For a human, it is clear that the picture shows a person on a scooter, but for some reason, the network is only 81.2% sure that this is the case. But what does 81.2% actually mean? Does it mean the network is expecting to be wrong in 18.8% of the cases of humans on scooters? Clearly it should be 100% confidence as it is indeed a picture of a person on a scooter. Does it mean we are only seeing 81.2% of a human? What's going on?
The short answer is that confidence is not probability.
Instead, the confidence output of a network can be seen as a relative confidence, not an absolute metric. In other words, the network feels more confident in its 98% level confidence identification than it does with an 81% identification, but there should be no absolute interpretation of 98% or 81%. This is also why a confidence score oftentimes comes with a threshold that would represent the boundary between true or false.
One way to drive home the relative rather than absolute interpretation is the understanding that we can with easy scale the absolute confidence, as shown below.
Giving Data a Confidence Boost
The confidence output metric is often based on a large number of computations. However, there is a trivial way in which an engineer can increase (or decrease) the confidence level as they please.
In our city image with the scooter, the network was only 81.2% confident. This is represented by the value 0.812, but we can easily modify the network to simply compute the square root of the confidence before outputting the answer, in effect making the network computation one step longer. Doing this, instead of 0.81, we now get a value of √0.812 = 0.9, or 90%. We just increased the confidence output of the network! Performing the same square root operation again gives us 95% confidence, and yet another time gives us 97% confidence. Not bad for some trivial math operations. Again, we reach the conclusion that there is no valid interpretation of absolute confidence values.
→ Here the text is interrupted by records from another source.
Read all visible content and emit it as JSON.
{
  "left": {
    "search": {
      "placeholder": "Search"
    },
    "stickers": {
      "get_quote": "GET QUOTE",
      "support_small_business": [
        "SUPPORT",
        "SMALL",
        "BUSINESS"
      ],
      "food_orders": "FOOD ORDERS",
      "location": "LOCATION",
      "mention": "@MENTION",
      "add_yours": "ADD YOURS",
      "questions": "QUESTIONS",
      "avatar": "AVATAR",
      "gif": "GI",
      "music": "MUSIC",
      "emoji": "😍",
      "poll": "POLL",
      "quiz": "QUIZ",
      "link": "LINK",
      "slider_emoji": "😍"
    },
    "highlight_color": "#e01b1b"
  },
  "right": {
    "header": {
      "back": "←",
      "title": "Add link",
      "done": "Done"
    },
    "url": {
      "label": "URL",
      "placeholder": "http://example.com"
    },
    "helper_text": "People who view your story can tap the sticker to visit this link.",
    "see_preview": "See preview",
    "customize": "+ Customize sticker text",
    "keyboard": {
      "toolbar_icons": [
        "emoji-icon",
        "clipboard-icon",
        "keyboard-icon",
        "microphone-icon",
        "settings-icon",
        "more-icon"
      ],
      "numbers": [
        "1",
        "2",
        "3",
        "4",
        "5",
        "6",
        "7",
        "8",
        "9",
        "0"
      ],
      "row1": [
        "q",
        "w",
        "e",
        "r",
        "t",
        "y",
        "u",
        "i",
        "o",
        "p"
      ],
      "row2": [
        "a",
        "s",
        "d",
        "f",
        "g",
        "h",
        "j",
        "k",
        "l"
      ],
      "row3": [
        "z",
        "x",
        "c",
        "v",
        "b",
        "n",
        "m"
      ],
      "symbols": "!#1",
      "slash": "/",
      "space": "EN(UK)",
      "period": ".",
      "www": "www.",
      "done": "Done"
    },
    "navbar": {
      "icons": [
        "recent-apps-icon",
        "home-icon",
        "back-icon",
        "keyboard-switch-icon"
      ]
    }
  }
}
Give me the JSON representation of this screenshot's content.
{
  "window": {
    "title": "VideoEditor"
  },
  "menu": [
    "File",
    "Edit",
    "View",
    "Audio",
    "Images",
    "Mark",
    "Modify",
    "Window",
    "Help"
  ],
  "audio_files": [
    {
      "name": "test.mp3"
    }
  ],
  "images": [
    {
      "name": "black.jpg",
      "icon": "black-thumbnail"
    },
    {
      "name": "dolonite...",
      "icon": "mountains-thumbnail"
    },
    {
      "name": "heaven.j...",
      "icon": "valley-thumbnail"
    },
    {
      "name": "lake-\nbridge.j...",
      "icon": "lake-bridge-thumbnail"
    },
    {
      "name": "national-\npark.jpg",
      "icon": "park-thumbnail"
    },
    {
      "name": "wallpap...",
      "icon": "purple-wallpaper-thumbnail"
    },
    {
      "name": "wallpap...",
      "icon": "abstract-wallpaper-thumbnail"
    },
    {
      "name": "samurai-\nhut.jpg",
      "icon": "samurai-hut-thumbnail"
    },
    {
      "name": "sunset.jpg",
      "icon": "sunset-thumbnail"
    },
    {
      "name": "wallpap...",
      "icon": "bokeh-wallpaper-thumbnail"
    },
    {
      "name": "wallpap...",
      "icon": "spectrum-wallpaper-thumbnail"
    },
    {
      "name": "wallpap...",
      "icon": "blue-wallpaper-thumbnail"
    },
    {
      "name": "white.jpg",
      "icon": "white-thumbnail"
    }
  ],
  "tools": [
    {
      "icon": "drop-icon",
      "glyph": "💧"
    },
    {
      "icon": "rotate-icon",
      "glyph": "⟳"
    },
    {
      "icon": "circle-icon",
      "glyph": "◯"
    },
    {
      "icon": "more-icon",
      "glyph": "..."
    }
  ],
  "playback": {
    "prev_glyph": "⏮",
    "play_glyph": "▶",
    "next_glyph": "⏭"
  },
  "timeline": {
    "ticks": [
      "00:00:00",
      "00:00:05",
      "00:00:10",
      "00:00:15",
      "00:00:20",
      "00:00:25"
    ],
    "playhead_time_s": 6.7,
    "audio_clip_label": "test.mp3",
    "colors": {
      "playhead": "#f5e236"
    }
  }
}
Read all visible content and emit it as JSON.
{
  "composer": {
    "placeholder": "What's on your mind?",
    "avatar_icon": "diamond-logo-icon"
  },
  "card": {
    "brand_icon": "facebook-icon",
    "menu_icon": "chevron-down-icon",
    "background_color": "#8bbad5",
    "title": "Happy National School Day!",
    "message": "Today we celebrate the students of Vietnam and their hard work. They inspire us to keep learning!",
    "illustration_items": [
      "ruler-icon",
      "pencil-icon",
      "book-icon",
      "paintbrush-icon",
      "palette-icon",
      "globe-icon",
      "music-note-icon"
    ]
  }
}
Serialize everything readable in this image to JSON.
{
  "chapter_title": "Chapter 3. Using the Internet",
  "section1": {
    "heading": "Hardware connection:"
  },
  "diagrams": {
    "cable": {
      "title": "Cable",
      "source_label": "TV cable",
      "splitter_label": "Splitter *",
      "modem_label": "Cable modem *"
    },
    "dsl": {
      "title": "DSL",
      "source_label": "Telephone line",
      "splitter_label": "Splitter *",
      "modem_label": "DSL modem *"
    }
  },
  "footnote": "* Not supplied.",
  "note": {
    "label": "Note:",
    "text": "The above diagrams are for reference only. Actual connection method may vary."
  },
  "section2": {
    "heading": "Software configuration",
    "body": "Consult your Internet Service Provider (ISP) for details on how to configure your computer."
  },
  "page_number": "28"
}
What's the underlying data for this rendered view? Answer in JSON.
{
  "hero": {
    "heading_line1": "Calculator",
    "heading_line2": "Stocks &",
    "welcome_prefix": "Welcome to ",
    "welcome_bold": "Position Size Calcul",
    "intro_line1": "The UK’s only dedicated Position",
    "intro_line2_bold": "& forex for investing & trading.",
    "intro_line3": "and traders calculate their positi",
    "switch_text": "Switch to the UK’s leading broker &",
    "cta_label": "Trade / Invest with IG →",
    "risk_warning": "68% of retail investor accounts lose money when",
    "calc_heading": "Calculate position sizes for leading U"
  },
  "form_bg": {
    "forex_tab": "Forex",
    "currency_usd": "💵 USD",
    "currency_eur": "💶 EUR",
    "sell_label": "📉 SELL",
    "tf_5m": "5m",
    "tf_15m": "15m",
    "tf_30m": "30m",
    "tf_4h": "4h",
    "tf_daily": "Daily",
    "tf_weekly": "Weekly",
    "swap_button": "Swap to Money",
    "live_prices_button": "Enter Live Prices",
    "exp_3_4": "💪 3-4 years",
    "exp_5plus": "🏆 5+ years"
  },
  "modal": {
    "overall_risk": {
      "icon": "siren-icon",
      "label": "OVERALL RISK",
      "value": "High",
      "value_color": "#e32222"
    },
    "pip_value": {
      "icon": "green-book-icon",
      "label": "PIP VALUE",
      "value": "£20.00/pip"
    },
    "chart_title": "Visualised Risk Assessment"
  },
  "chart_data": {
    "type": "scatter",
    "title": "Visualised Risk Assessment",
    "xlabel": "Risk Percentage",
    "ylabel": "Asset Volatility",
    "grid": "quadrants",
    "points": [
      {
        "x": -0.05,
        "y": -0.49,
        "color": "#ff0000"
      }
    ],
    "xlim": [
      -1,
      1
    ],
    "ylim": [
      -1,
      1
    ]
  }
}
It is clear that we can easily modify the absolute confidence value to be more or less. This drives home the point that absolute confidence scores are in some sense meaningless as they can be manipulated to show any value.
Hand-to-hand Combat with a Grizzly Bear
In a recent poll, YouGov asked Americans and Britons how confident they were that they could beat various animals in unarmed combat. What has this got to do with neural network confidence you ask? Let's find out.
The results of how people from the US and Britain believe (or self-assess) their chances in hand-to-hand combat with various animals can be seen in the figure below.
Source; Americans are more confident than Britons that they could beat any animal in a fight, YouGov UK
There are several analogies between the self-assessment of people fighting grizzly bears with their hands and the confidence measure of neural networks.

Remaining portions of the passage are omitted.